The statue, sculpted by VMI graduate Moses Ezekiel and unveiled in 1912, has long been the spiritual centerpiece of the 181-year-old school. Jackson taught physics at VMI before fighting for the Confederacy during the Civil War. The status had enjoyed a prominent home in the middle of campus in front of the student barracks. Up until a few years ago, first-year cadets were required to salute the statue when they passed by.

VMI — the nation’s oldest state-supported military college — had long resisted calls to remove Jackson from his perch.

But in late October, the institution’s board voted to remove the Stonewall Jackson statue after The Washington Post reported on students’ allegations of an “atmosphere of hostility and cultural insensitivity” at the school.

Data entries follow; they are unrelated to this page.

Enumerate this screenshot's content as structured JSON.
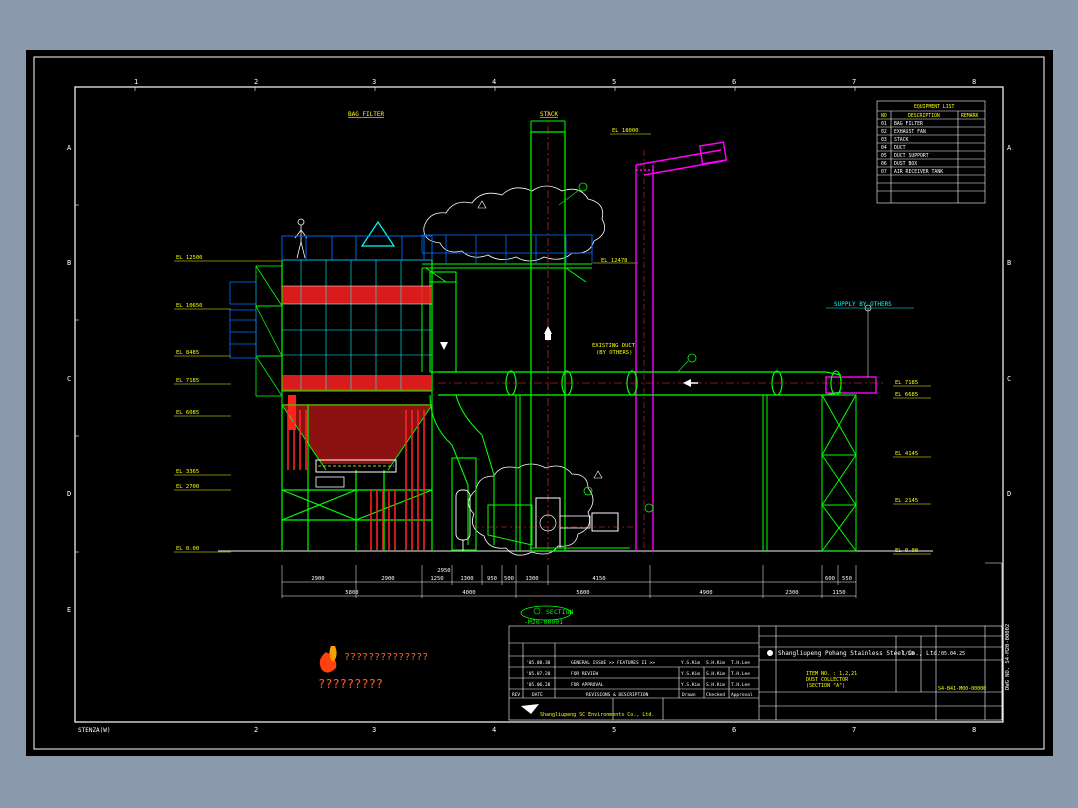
{
  "drawing": {
    "labels": {
      "bag_filter": "BAG FILTER",
      "stack": "STACK",
      "supply": "SUPPLY  BY OTHERS",
      "existing_duct": "EXISTING DUCT",
      "existing_duct_2": "(BY OTHERS)",
      "stack_top": "EL 18000"
    },
    "elevations_left": [
      "EL 12500",
      "EL 10650",
      "EL 8485",
      "EL 7185",
      "EL 6085",
      "EL 3365",
      "EL 2700",
      "EL 0.00"
    ],
    "elevations_right": [
      "EL 12478",
      "EL 7185",
      "EL 6685",
      "EL 4145",
      "EL 2145",
      "EL 0.00"
    ],
    "dims_upper": [
      "2900",
      "2900",
      "1250",
      "1300",
      "950",
      "500",
      "1300",
      "4150",
      "600",
      "550"
    ],
    "dims_lower": [
      "5800",
      "4000",
      "5800",
      "4900",
      "2300",
      "1150"
    ],
    "dim_extra": "2950",
    "section_label": "SECTION",
    "section_ref": "-M20-00001",
    "column_numbers": [
      "1",
      "2",
      "3",
      "4",
      "5",
      "6",
      "7",
      "8"
    ],
    "row_letters": [
      "A",
      "B",
      "C",
      "D",
      "E"
    ],
    "bottom_left_code": "STENZA(W)"
  },
  "equipment_list": {
    "title": "EQUIPMENT LIST",
    "headers": [
      "NO",
      "DESCRIPTION",
      "REMARK"
    ],
    "rows": [
      [
        "01",
        "BAG FILTER"
      ],
      [
        "02",
        "EXHAUST FAN"
      ],
      [
        "03",
        "STACK"
      ],
      [
        "04",
        "DUCT"
      ],
      [
        "05",
        "DUCT SUPPORT"
      ],
      [
        "06",
        "DUST BOX"
      ],
      [
        "07",
        "AIR RECEIVER TANK"
      ]
    ]
  },
  "revisions": [
    {
      "date": "'05.08.30",
      "text": "GENERAL ISSUE >> FEATURES II >>",
      "a": "Y.S.Kim",
      "b": "S.H.Kim",
      "c": "T.H.Lee"
    },
    {
      "date": "'05.07.20",
      "text": "FOR REVIEW",
      "a": "Y.S.Kim",
      "b": "S.H.Kim",
      "c": "T.H.Lee"
    },
    {
      "date": "'05.06.28",
      "text": "FOR APPROVAL",
      "a": "Y.S.Kim",
      "b": "S.H.Kim",
      "c": "T.H.Lee"
    }
  ],
  "revision_header": [
    "REV",
    "DATE",
    "REVISIONS & DESCRIPTION",
    "Drawn",
    "Checked",
    "Approval"
  ],
  "company_top": "Shangliupeng Pohang Stainless Steel Co., Ltd.",
  "scale": "1/50",
  "date": "'05.04.25",
  "item_title": [
    "ITEM NO. : 1,2,21",
    "DUST COLLECTOR",
    "(SECTION \"A\")"
  ],
  "drawing_no": "S4-B41-M00-00000",
  "company_bottom": "Shangliupeng SC Environments Co., Ltd.",
  "chinese_brand": "??????????????",
  "chinese_sub": "?????????",
  "side_text": "DWG NO. S4-M20-00002"
}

The statue had been a focus of controversy for years. Still, the school had committed to keeping it in place as recently as July 2020, when VMI’s longtime superintendent Gen. J.H. Binford Peay III said written in a statement, “We cannot eliminate our history nor do we desire to do so. Instead, we desire to build upon our past and will do our part to continue to build a strong Institute.”

Stonewall Jackson Statue and Barracks - Picture of Virginia Military Institute, Lexington - Tripadvisor

Kaleb Tucker graduated from the Virginia Military Institute in May. According to a recent article, “he can’t stop thinking about the indignities he endured as a black man on the campus of the country’s oldest state-supported military college.”

Tucker reported that it was saluting the statue that bothered him most. Despite doing away with the custom several years ago, the statue remained in place, even as other monuments of Confederate soldiers were being taken down in Virginia and elsewhere in the country.